Bad initial energy: inf or nan

Hello, by running the code below multiple times, all things fixed, it can either compile successfully (mostly when we limit the size of train), or sometimes it triggers a ValueError: Bad initial energy: inf, or a ValueError: Bad initial energy: nan.
Here is the code:

train = df.head(100)

with pm.Model() as model:
    BoundedNormal = pm.Bound(pm.Normal, lower=-10, upper=10)

    theta_sd = pm.InverseGamma('theta_sd', alpha=1 + 50, beta=2 + 50)
    theta_not_centered = BoundedNormal('theta_not_centered', mu=0, sd=theta_sd,
    theta = pm.Deterministic('theta', theta_not_centered - tt.mean(theta_not_centered))

    alpha = pm.Lognormal('alpha', mu=0.5, sd=1, shape=100)

    beta_not_centered = BoundedNormal('beta_not_centered', mu=0, sd=1,
    beta = pm.Deterministic('beta', beta_not_centered - tt.mean(beta_not_centered))

    lesson_not_centered = BoundedNormal('lesson_not_centered', mu=0, sd=1, shape=400)
    lesson = pm.Deterministic('lesson', lesson_not_centered - tt.mean(lesson_not_centered))

    intercept = BoundedNormal('intercept', mu=0, sd=1)

    theta_for_each_rows = theta[list(train['student_code'].values)]
    alpha_for_each_rows = alpha[list(train['exercise_with_level_code'].values)]
    beta_for_each_rows = beta[list(train['exercise_with_level_code'].values)]
    lesson_for_each_rows = lesson[list(train['lesson_code'].values)]

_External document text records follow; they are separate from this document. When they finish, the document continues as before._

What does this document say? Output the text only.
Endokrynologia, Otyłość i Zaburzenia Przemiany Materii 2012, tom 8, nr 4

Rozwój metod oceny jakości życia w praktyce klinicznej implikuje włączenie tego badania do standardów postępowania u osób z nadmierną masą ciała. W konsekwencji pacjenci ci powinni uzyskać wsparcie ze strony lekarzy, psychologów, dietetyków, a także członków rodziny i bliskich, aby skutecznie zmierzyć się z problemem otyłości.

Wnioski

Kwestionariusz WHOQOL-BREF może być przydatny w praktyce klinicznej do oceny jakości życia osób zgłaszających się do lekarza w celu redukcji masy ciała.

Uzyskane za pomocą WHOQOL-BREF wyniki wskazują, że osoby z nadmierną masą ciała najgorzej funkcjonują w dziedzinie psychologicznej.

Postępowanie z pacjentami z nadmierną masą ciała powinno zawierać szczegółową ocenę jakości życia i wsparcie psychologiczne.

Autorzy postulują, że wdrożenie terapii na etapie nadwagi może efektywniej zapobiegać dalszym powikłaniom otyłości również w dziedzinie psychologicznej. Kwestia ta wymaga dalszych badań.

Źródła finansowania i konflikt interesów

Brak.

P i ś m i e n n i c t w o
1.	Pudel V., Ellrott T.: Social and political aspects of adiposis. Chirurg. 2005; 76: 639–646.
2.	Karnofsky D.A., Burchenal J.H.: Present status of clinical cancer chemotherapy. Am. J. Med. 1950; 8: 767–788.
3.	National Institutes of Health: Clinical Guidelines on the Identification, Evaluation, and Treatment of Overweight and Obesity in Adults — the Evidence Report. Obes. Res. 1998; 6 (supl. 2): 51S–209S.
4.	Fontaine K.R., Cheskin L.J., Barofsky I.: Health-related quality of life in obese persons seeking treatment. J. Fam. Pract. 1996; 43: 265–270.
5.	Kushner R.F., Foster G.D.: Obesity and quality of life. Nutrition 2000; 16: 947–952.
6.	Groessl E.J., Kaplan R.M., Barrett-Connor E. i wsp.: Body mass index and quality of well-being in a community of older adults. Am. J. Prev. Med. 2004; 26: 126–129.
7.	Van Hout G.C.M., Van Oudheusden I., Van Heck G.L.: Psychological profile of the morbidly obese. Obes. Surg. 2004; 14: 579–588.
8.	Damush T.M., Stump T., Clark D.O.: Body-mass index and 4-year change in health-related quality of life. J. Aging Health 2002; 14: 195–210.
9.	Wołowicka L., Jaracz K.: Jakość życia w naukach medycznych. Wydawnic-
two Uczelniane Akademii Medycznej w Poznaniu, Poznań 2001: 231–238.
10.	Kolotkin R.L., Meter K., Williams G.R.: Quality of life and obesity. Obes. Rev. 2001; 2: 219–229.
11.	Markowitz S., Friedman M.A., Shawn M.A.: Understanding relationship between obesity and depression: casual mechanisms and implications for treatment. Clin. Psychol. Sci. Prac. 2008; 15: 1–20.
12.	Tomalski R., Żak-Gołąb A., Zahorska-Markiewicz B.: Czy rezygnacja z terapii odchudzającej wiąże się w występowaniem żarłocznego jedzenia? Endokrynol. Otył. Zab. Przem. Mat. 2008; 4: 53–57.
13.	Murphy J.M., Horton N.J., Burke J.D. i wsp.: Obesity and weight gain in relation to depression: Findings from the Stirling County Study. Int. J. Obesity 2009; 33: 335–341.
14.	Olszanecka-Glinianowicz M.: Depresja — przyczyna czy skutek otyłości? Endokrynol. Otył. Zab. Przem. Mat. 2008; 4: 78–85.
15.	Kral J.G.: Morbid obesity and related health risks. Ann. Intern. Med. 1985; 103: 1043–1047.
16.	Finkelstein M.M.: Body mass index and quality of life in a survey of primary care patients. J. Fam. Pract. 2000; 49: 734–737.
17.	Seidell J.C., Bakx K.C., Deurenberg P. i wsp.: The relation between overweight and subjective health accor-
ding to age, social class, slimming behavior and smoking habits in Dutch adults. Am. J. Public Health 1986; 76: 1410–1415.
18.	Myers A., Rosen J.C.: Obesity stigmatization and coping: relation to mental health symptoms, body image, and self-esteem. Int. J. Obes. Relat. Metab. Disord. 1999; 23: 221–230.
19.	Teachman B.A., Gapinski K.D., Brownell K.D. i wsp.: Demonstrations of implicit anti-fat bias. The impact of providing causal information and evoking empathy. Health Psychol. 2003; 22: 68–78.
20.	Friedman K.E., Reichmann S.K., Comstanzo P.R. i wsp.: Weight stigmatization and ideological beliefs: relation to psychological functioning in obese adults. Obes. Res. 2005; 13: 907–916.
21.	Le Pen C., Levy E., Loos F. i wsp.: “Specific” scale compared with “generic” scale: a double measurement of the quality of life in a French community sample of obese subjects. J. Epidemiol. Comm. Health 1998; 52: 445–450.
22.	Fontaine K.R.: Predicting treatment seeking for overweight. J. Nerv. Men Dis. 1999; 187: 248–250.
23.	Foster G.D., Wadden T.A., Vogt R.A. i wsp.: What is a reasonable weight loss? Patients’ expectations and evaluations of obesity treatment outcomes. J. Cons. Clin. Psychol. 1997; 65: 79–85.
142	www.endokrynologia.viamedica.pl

    linear_component = alpha_for_each_rows * (theta_for_each_rows - beta_for_each_rows) + lesson_for_each_rows + intercept

    proba_without_left_asymptot = pm.Deterministic('proba_without_left_asymptot', pm.math.sigmoid(linear_component))
    proba = pm.Deterministic('proba', train['min_success_rate'].values + (
            1 - train['min_success_rate'].values) * proba_without_left_asymptot)

    result = pm.Bernoulli('result', p=proba, observed=train['correctness'])

    trace = pm.sample()

Post on similar subject didn’t help us debug it. Especially, running

for RV in model.basic_RVs:
    print(, RV.logp(model.test_point))

didn’t show unusual values.

Thanks for your help!

This issue has been noticed a couple of times (eg. Limit or prevent unrealistic output of neural network). The reason is that jitter sometimes makes the initial value goes out of the support of the logp. We are working to make this more robust.

For now, you can set init=adapt_diag to avoid this problem.